Heritability Estimation of Multiple Sclerosis Related Plasma Protein Levels in Sardinian Families with Immunochip Genotyping Data Andrea Nova, Giulia Nicole Baldrighi, Teresa Fazia, Francesca Graziano, Valeria Saddi, et al. Life, 2022 This work aimed at estimating narrow-sense heritability, defined as the proportion of the phenotypic variance explained by the sum of additive genetic effects, via Haseman–Elston regression for a subset of 56 plasma protein levels related to Multiple Sclerosis (MS). These were measured in 212 related individuals (with 69 MS cases and 143 healthy controls) obtained from 20 Sardinian families with MS history.

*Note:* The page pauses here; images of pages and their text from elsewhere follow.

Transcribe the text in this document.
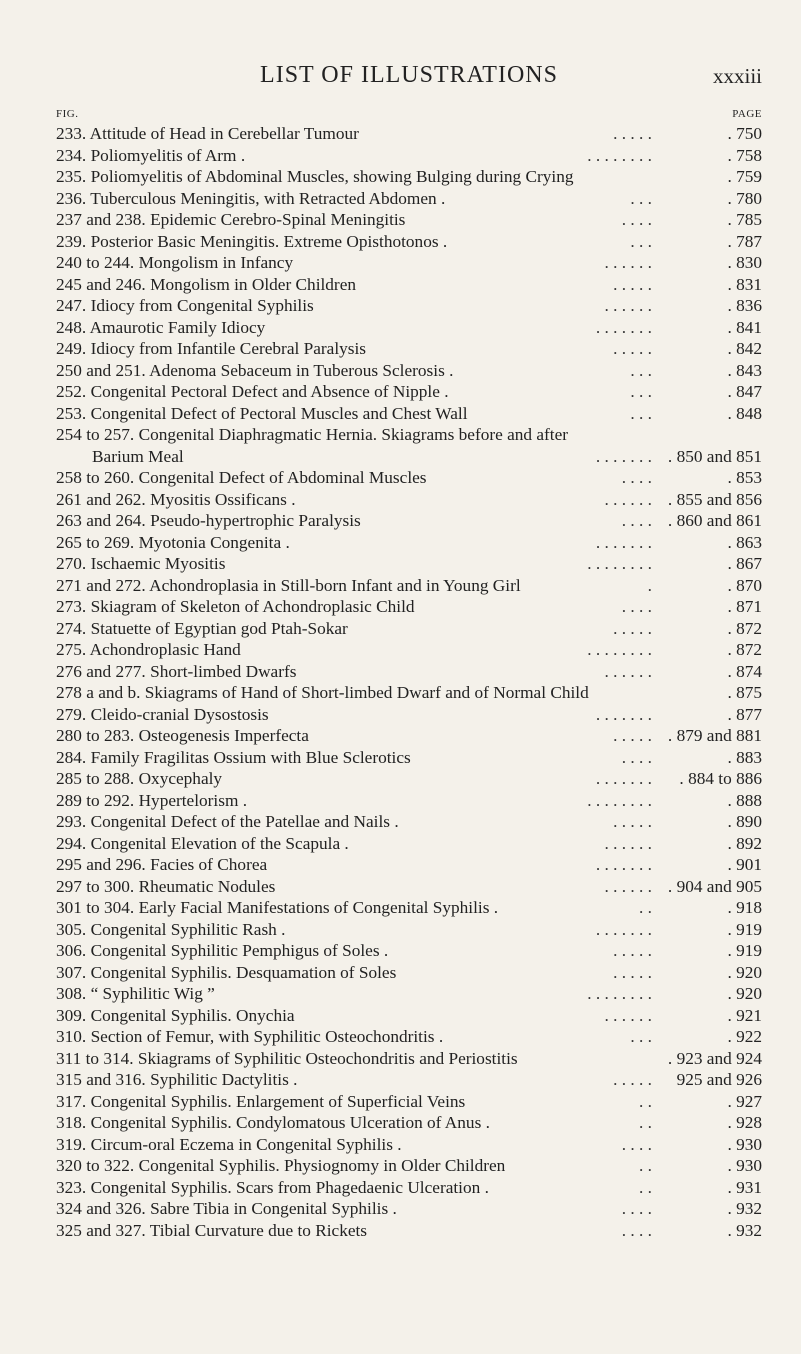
LIST OF ILLUSTRATIONS	xxxiii
FIG.	PAGE
233. Attitude of Head in Cerebellar Tumour	. . . . .	. 750
234. Poliomyelitis of Arm .	. . . . . . . .	. 758
235. Poliomyelitis of Abdominal Muscles, showing Bulging during Crying	. 759
236. Tuberculous Meningitis, with Retracted Abdomen .	. . .	. 780
237 and 238. Epidemic Cerebro-Spinal Meningitis	. . . .	. 785
239. Posterior Basic Meningitis. Extreme Opisthotonos .	. . .	. 787
240 to 244. Mongolism in Infancy	. . . . . .	. 830
245 and 246. Mongolism in Older Children	. . . . .	. 831
247. Idiocy from Congenital Syphilis	. . . . . .	. 836
248. Amaurotic Family Idiocy	. . . . . . .	. 841
249. Idiocy from Infantile Cerebral Paralysis	. . . . .	. 842
250 and 251. Adenoma Sebaceum in Tuberous Sclerosis .	. . .	. 843
252. Congenital Pectoral Defect and Absence of Nipple .	. . .	. 847
253. Congenital Defect of Pectoral Muscles and Chest Wall	. . .	. 848
254 to 257. Congenital Diaphragmatic Hernia. Skiagrams before and after
Barium Meal	. . . . . . . . 850 and 851
258 to 260. Congenital Defect of Abdominal Muscles	. . . .	. 853
261 and 262. Myositis Ossificans .	. . . . . . . 855 and 856
263 and 264. Pseudo-hypertrophic Paralysis	. . . . . 860 and 861
265 to 269. Myotonia Congenita .	. . . . . . .	. 863
270. Ischaemic Myositis	. . . . . . . .	. 867
271 and 272. Achondroplasia in Still-born Infant and in Young Girl	.	. 870
273. Skiagram of Skeleton of Achondroplasic Child	. . . .	. 871
274. Statuette of Egyptian god Ptah-Sokar	. . . . .	. 872
275. Achondroplasic Hand	. . . . . . . .	. 872
276 and 277. Short-limbed Dwarfs	. . . . . .	. 874
278 a and b. Skiagrams of Hand of Short-limbed Dwarf and of Normal Child	. 875
279. Cleido-cranial Dysostosis	. . . . . . .	. 877
280 to 283. Osteogenesis Imperfecta	. . . . . . 879 and 881
284. Family Fragilitas Ossium with Blue Sclerotics	. . . .	. 883
285 to 288. Oxycephaly	. . . . . . . . 884 to 886
289 to 292. Hypertelorism .	. . . . . . . .	. 888
293. Congenital Defect of the Patellae and Nails .	. . . . .	. 890
294. Congenital Elevation of the Scapula .	. . . . . .	. 892
295 and 296. Facies of Chorea	. . . . . . .	. 901
297 to 300. Rheumatic Nodules	. . . . . . . 904 and 905
301 to 304. Early Facial Manifestations of Congenital Syphilis .	. .	. 918
305. Congenital Syphilitic Rash .	. . . . . . .	. 919
306. Congenital Syphilitic Pemphigus of Soles .	. . . . .	. 919
307. Congenital Syphilis. Desquamation of Soles	. . . . .	. 920
308. “ Syphilitic Wig ”	. . . . . . . .	. 920
309. Congenital Syphilis. Onychia	. . . . . .	. 921
310. Section of Femur, with Syphilitic Osteochondritis .	. . .	. 922
311 to 314. Skiagrams of Syphilitic Osteochondritis and Periostitis	. 923 and 924
315 and 316. Syphilitic Dactylitis .	. . . . . 925 and 926
317. Congenital Syphilis. Enlargement of Superficial Veins	. .	. 927
318. Congenital Syphilis. Condylomatous Ulceration of Anus .	. .	. 928
319. Circum-oral Eczema in Congenital Syphilis .	. . . .	. 930
320 to 322. Congenital Syphilis. Physiognomy in Older Children	. .	. 930
323. Congenital Syphilis. Scars from Phagedaenic Ulceration .	. .	. 931
324 and 326. Sabre Tibia in Congenital Syphilis .	. . . .	. 932
325 and 327. Tibial Curvature due to Rickets	. . . .	. 932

Using pedigree information, we found seven statistically significant heritable plasma protein levels (after multiple testing correction), i.e., Gc (h2 = 0.77; 95%CI: 0.36, 1.00), Plat (h2 = 0.70; 95%CI: 0.27, 0.95), Anxa1 (h2 = 0.68; 95%CI: 0.27, 1.00), Sod1 (h2 = 0.58; 95%CI: 0.18, 0.96), Irf8 (h2 = 0.56; 95%CI: 0.19, 0.99), Ptger4 (h2 = 0.45; 95%CI: 0.10, 0.96), and Fadd (h2 = 0.41; 95%CI: 0.06, 0.84). A subsequent analysis was performed on these statistically significant heritable plasma protein levels employing Immunochip genotyping data obtained in 155 healthy controls (92 related and 63 unrelated); we found a meaningful proportion of heritable plasma protein levels’ variability explained by a small set of SNPs. Overall, the results obtained, for these seven MS-related proteins, emphasized a high additive genetic variance component explaining plasma levels’ variability.